Land that the Crown has transferred to certain state enterprises and tertiary educational institutions and Crown forest land over which there is a forestry licence must, on appropriate recommendation from the Waitangi Tribunal, be purchased by the Crown for transfer to Maori to redress a valid Treaty grievance.

There is additional statutory protection for land owned by a state enterprise that is deemed to be a wahi tapu (sacred site). This sacred land may be reclaimed by the Crown, on application by Maori, through an Order in Council and returned to the tribe. An application under this process exists independently of any Treaty grievance and does not require the involvement of the Waitangi Tribunal.

The Waitangi Tribunal is prevented by statute from recommending the return of privately owned land or the acquisition by the Crown of such land for return to Maori.

Mechanisms for Protection of Maori Interests in Crown Land

In 1993, the government set up a mechanism to provide for consultation with iwi when it desires to sell land that is surplus to Crown requirements. This protection mechanism recognizes three categories of land: non-substitutable sites of special historical, cultural or spiritual significance; land of special importance that is essential for settlement of a claim; and land not falling into either of the foregoing categories but that is particularly sought by claimants and will facilitate settlement of claims. In the case of non-substitutable sites, it is not necessary for iwi to have any claim concerning a breach of the principles of the Treaty of Waitangi for such land to be returned.

The protection mechanism is intended to ensure that land the Maori applicants claim and the government agrees ought not to be sold is either transferred to the claimants or retained by the Crown for possible future use by the claimants as part of their claim settlement.

Land banks established for claims that have reached an advanced stage of consideration hold and administer land set aside under the protection mechanism process pending transfer to the claimants in settlement or part settlement of their claim. Some land banks have also been established during the course of negotiations with specific claimant groups to hold surplus Crown properties that claimants identify as potentially part of their settlement package.

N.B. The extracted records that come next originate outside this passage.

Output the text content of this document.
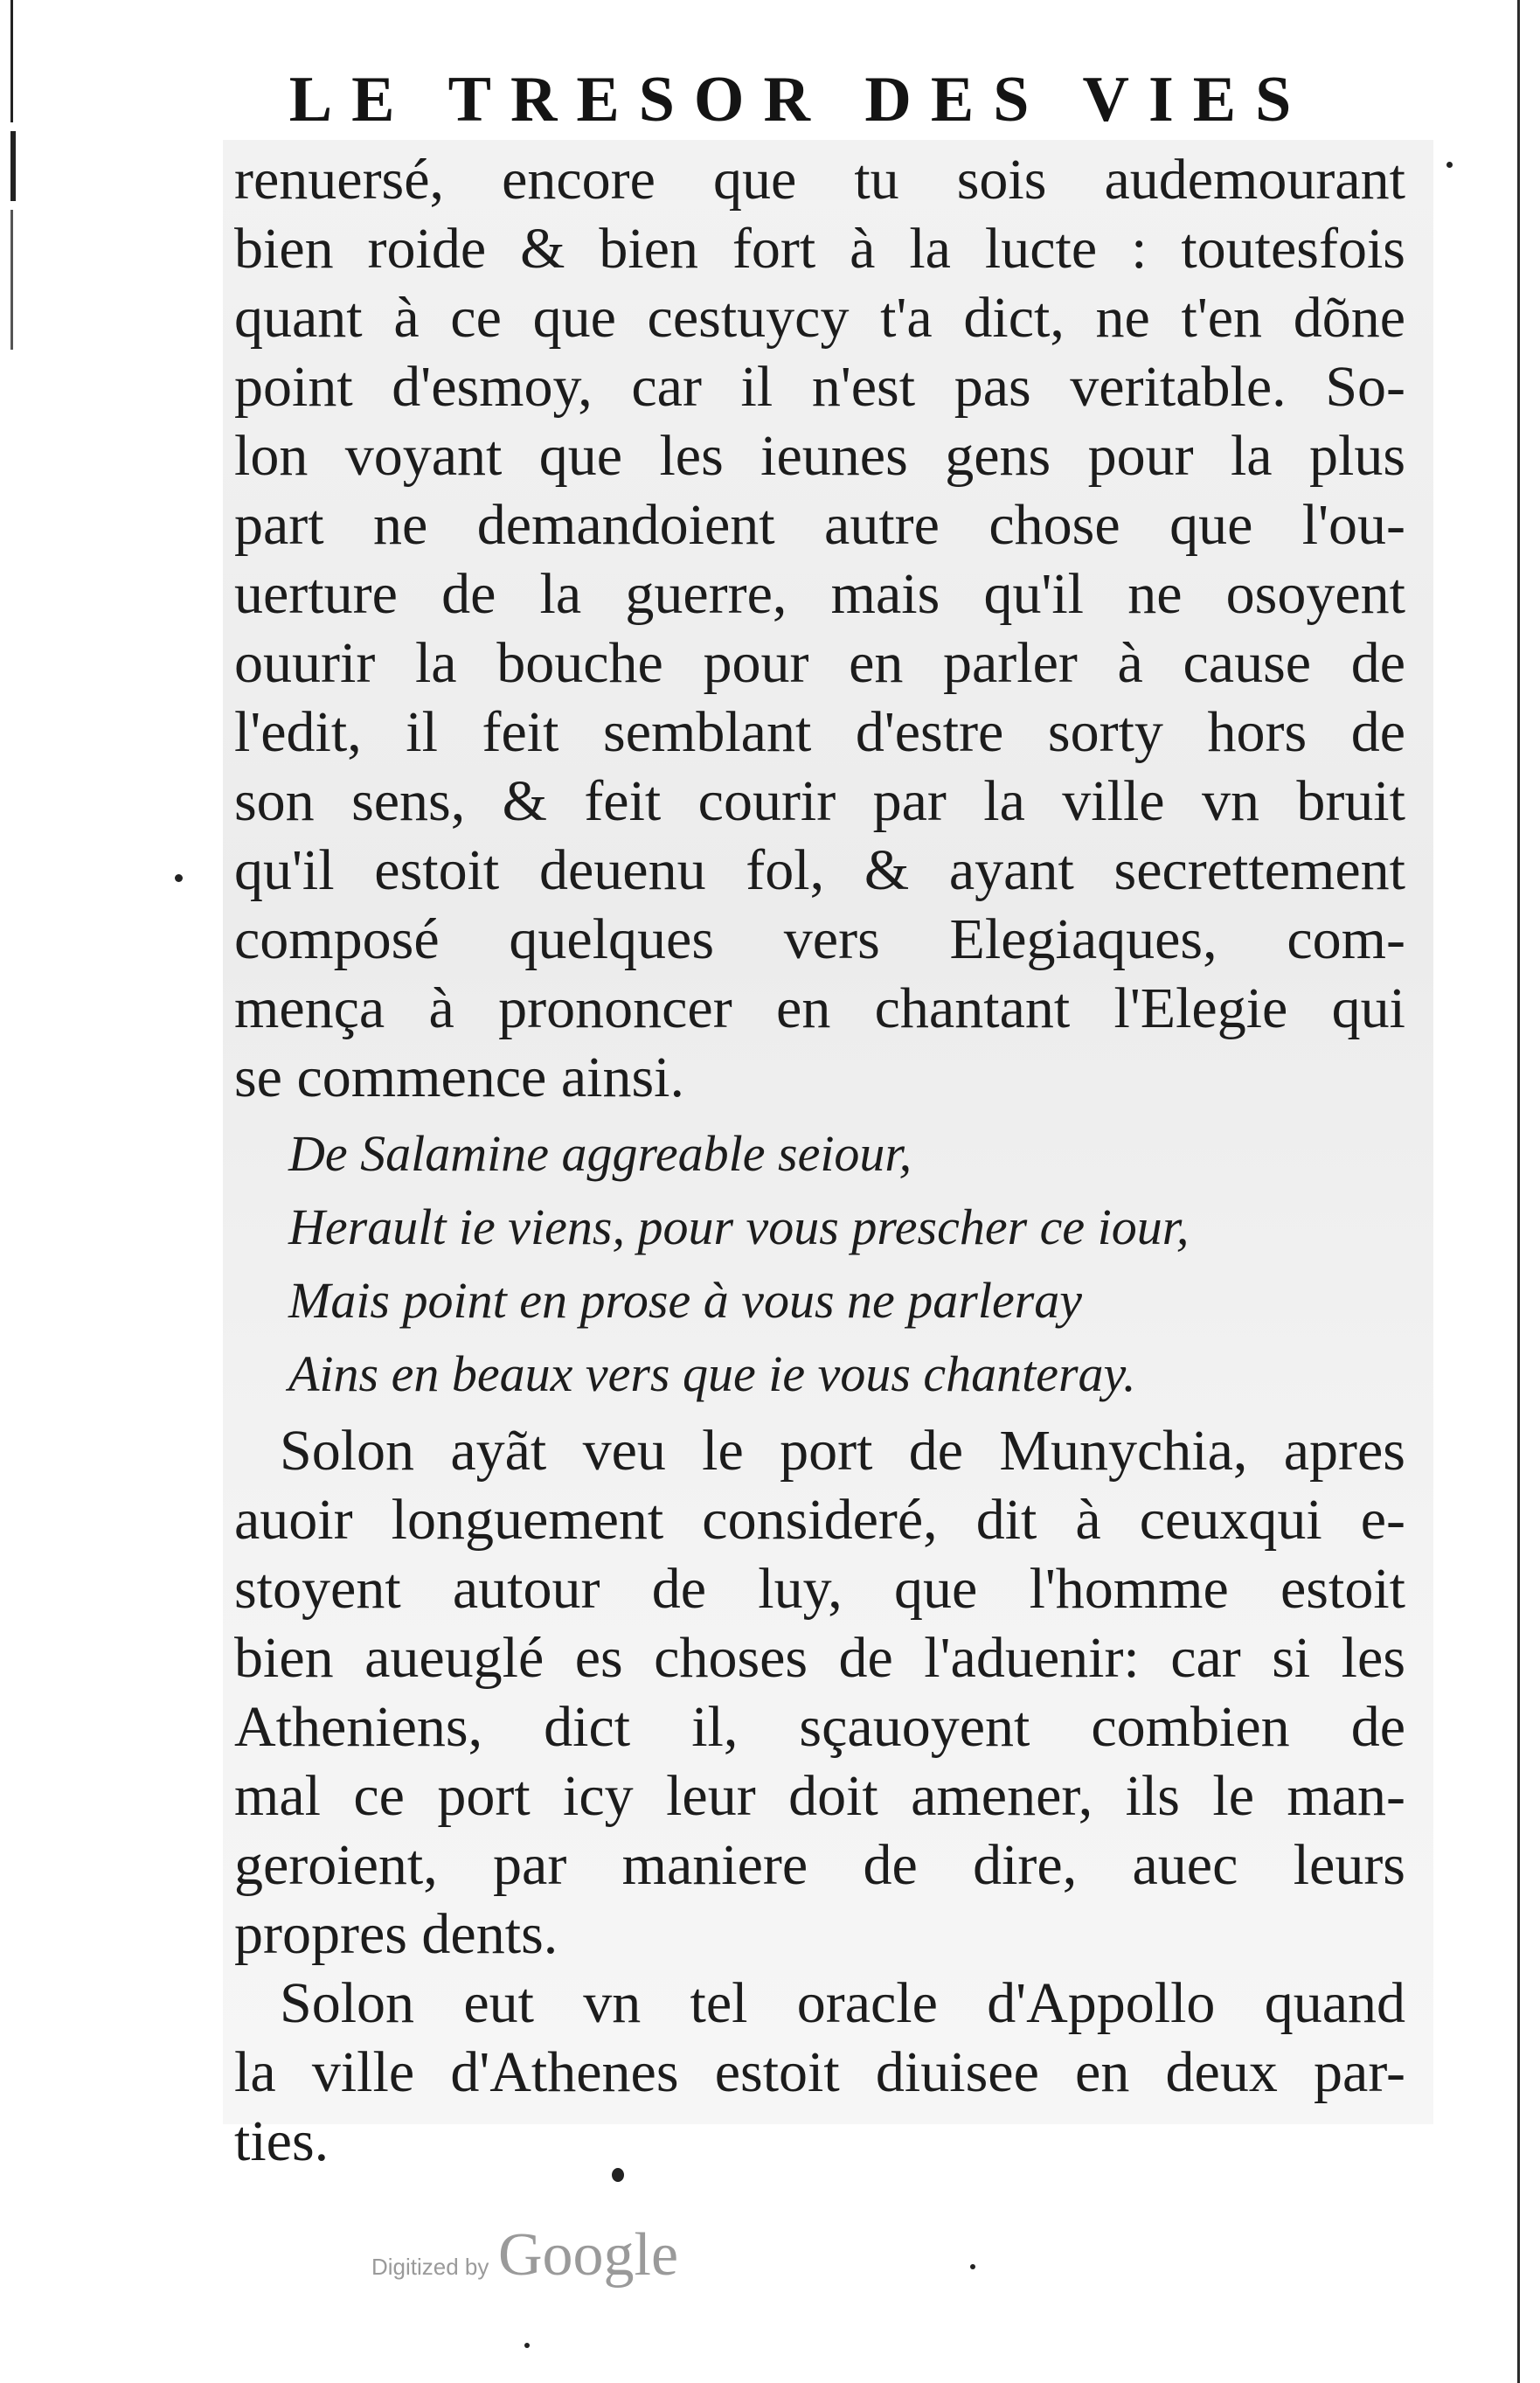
LE TRESOR DES VIES
renuersé, encore que tu sois audemourant
bien roide & bien fort à la lucte : toutesfois
quant à ce que cestuycy t'a dict, ne t'en dõne
point d'esmoy, car il n'est pas veritable. So-
lon voyant que les ieunes gens pour la plus
part ne demandoient autre chose que l'ou-
uerture de la guerre, mais qu'il ne osoyent
ouurir la bouche pour en parler à cause de
l'edit, il feit semblant d'estre sorty hors de
son sens, & feit courir par la ville vn bruit
qu'il estoit deuenu fol, & ayant secrettement
composé quelques vers Elegiaques, com-
mença à prononcer en chantant l'Elegie qui
se commence ainsi.
De Salamine aggreable seiour,
Herault ie viens, pour vous prescher ce iour,
Mais point en prose à vous ne parleray
Ains en beaux vers que ie vous chanteray.
Solon ayãt veu le port de Munychia, apres
auoir longuement consideré, dit à ceuxqui e-
stoyent autour de luy, que l'homme estoit
bien aueuglé es choses de l'aduenir: car si les
Atheniens, dict il, sçauoyent combien de
mal ce port icy leur doit amener, ils le man-
geroient, par maniere de dire, auec leurs
propres dents.
Solon eut vn tel oracle d'Appollo quand
la ville d'Athenes estoit diuisee en deux par-
ties.
Digitized by Google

In May 1995, the government took steps to provide further protection for Maori interests in Crown land. In grievances concerning land that was confiscated, claimants usually seek the substitution of land still owned by the Crown. To allay Maori concerns that the Crown might continue to sell surplus land in the raupatu areas and thus reduce the amount of Crown land available for inclusion in settlements, the government agreed that surplus Crown properties situated within the outer confiscation boundaries would not be sold into private ownership. The government agreed to establish a Crown Settlement Portfolio to purchase and hold all surplus properties for possible use in settlements of Treaty claims.

Conclusion

The New Zealand Government has recognized the need not only to hear and report on Maori Treaty grievances but also to provide a means for negotiations and settlement of these grievances. With the Waitangi Tribunal and the recent establishment of the Office of Treaty Settlements, a suitable forum is now in place for this to occur.